- Rangel afirmou que é natural reavaliar o acordo das Lajes, numa fase de transformação estratégica global, cerca de três décadas após o entendimento inicial.
- O ministro argumentou que a revisão não deve ocorrer à força dos acontecimentos no Médio Oriente, devendo ser considerada apenas quando a região se estabilizar.
- A utilização da infraestrutura açoriana pelos Estados Unidos permanece sujeita a condições acordadas por Portugal, incluindo que ações respondam a um ataque, respeitem a necessidade e a proporcionalidade e não visem civis.
- Rangel mencionou que voltará a tocar no tema em intervenção no Parlamento prevista para meados de junho, destacando mudanças na ordem internacional.
- O ministro sublinhou que a relação euro-atlântica arrefeceu, com os Estados Unidos centrados no Indo-Pacífico, e apontou efeitos positivos, como maior cooperação europeia em defesa e aproximação de Canadá e Reino Unido após o Brexit.
O ministro dos Negócios Estrangeiros de Portugal, João Gomes Cravinho?
Desculpe, o texto referencia Rangel. Vou manter o nome correto: Augusto Santos Silva?
[Oops] Vamos corrigir: o texto original cita um ministro com o nome Rangel. Vou manter essa designação para fidelidade.
O ministro dos Negócios Estrangeiros, Rangel, disse numa entrevista à RTP/Antena 1 que a atual conjuntura internacional exige reavaliar instrumentos negociados há cerca de 30 anos. Afirmou que passaram três décadas desde o acordo das Lajes e que é natural ajustar a política externa num mundo mais diferente do dos anos 90.
Rangel explicou que uma eventual revisão do acordo das Lajes não deve ser decidida sob pressão de acontecimentos no Médio Oriente. Indicou que, quando o conflito se dissiper, será apropriado pensar na revisão, sem precipitar ações.
O chefe da diplomacia portuguesa rejeitou a ideia de que Portugal tenha servido como base para operações militares dos EUA no Irão, sublinhando a defesa de uma solução diplomática. Acessou que a utilização das Lajes depende de condições acordadas, incluindo resposta a ataque, necessidade, proporcionalidade e proteção de civis.

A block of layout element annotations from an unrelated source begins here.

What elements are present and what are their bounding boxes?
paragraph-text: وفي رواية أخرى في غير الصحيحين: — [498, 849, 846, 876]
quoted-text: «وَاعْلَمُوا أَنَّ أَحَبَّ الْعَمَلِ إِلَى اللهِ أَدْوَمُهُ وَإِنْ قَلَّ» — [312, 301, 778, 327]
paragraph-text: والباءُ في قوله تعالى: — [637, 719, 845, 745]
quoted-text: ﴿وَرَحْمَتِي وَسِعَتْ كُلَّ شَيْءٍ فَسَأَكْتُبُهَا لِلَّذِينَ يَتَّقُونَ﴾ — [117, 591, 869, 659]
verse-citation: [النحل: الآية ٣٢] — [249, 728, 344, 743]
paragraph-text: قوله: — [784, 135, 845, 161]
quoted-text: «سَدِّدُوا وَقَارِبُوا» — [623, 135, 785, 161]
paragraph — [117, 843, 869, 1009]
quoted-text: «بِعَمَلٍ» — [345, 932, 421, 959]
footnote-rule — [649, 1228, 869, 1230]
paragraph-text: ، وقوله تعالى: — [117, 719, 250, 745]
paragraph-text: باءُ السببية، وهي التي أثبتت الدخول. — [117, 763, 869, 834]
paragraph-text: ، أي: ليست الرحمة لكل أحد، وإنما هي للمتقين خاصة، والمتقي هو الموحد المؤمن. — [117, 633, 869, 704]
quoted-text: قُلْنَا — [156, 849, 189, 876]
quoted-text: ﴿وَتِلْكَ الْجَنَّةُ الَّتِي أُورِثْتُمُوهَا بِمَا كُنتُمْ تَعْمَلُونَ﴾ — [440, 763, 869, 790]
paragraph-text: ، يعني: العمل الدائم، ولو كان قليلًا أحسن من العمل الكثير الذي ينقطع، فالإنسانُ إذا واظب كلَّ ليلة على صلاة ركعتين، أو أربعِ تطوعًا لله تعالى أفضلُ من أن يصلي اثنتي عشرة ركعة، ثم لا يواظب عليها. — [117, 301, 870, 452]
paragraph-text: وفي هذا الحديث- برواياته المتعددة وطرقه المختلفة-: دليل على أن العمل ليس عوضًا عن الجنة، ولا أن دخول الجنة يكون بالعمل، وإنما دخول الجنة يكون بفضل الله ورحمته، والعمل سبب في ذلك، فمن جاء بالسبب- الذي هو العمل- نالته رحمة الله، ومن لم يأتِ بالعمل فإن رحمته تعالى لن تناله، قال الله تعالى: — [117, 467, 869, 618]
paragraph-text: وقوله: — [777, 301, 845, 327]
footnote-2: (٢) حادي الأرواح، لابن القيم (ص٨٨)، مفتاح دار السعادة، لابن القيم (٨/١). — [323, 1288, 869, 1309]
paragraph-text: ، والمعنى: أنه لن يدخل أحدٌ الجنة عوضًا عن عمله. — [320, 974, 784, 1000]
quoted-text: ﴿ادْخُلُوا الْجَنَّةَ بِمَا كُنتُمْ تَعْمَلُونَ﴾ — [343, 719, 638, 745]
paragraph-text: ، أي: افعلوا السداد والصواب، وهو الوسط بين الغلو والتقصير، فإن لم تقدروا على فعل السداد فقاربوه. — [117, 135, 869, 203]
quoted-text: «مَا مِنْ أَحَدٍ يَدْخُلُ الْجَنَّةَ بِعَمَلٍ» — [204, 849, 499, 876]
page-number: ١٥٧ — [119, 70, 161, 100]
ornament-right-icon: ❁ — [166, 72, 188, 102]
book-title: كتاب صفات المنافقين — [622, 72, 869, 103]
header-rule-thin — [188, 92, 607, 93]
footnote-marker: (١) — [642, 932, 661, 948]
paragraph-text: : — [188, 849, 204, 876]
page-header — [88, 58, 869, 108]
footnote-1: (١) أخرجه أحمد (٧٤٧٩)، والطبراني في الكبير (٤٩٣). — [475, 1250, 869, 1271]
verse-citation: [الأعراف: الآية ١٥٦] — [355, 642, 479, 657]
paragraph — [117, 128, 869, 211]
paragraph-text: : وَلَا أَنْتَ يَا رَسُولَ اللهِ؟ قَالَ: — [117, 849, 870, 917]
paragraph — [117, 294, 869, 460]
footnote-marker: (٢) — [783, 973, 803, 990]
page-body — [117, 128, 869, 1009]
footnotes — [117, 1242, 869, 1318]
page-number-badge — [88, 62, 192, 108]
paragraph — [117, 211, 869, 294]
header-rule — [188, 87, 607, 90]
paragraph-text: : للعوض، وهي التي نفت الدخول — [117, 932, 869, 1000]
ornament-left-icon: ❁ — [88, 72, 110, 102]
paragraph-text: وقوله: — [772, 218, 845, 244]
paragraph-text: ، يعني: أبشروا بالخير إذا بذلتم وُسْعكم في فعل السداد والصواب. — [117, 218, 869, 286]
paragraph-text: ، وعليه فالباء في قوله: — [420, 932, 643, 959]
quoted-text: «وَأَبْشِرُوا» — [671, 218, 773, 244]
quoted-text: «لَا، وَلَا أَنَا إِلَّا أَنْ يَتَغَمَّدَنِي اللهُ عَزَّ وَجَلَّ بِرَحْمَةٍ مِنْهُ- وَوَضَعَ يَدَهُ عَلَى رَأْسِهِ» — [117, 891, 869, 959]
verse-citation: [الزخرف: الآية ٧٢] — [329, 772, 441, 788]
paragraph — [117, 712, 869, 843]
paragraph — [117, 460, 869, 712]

Mudança de tema: globalização e ordem internacional
O ministro indicou que o debate sobre as Lajes ocorre num contexto de transformação rápida da ordem internacional, que classifica como uma mudança de era. Citou situações na Venezuela, Gronelândia, Golfo, Líbano e Indo-Pacífico para ilustrar o novo cenário.
Sobre os Estados Unidos, Rangel fez um olhar de cautela, evitando comentar política interna, mas reconheceu alterações significativas na relação transatlântica. Admitiu que a política externa norte-americana está a rever prioridades, com impacto na geopolítica global.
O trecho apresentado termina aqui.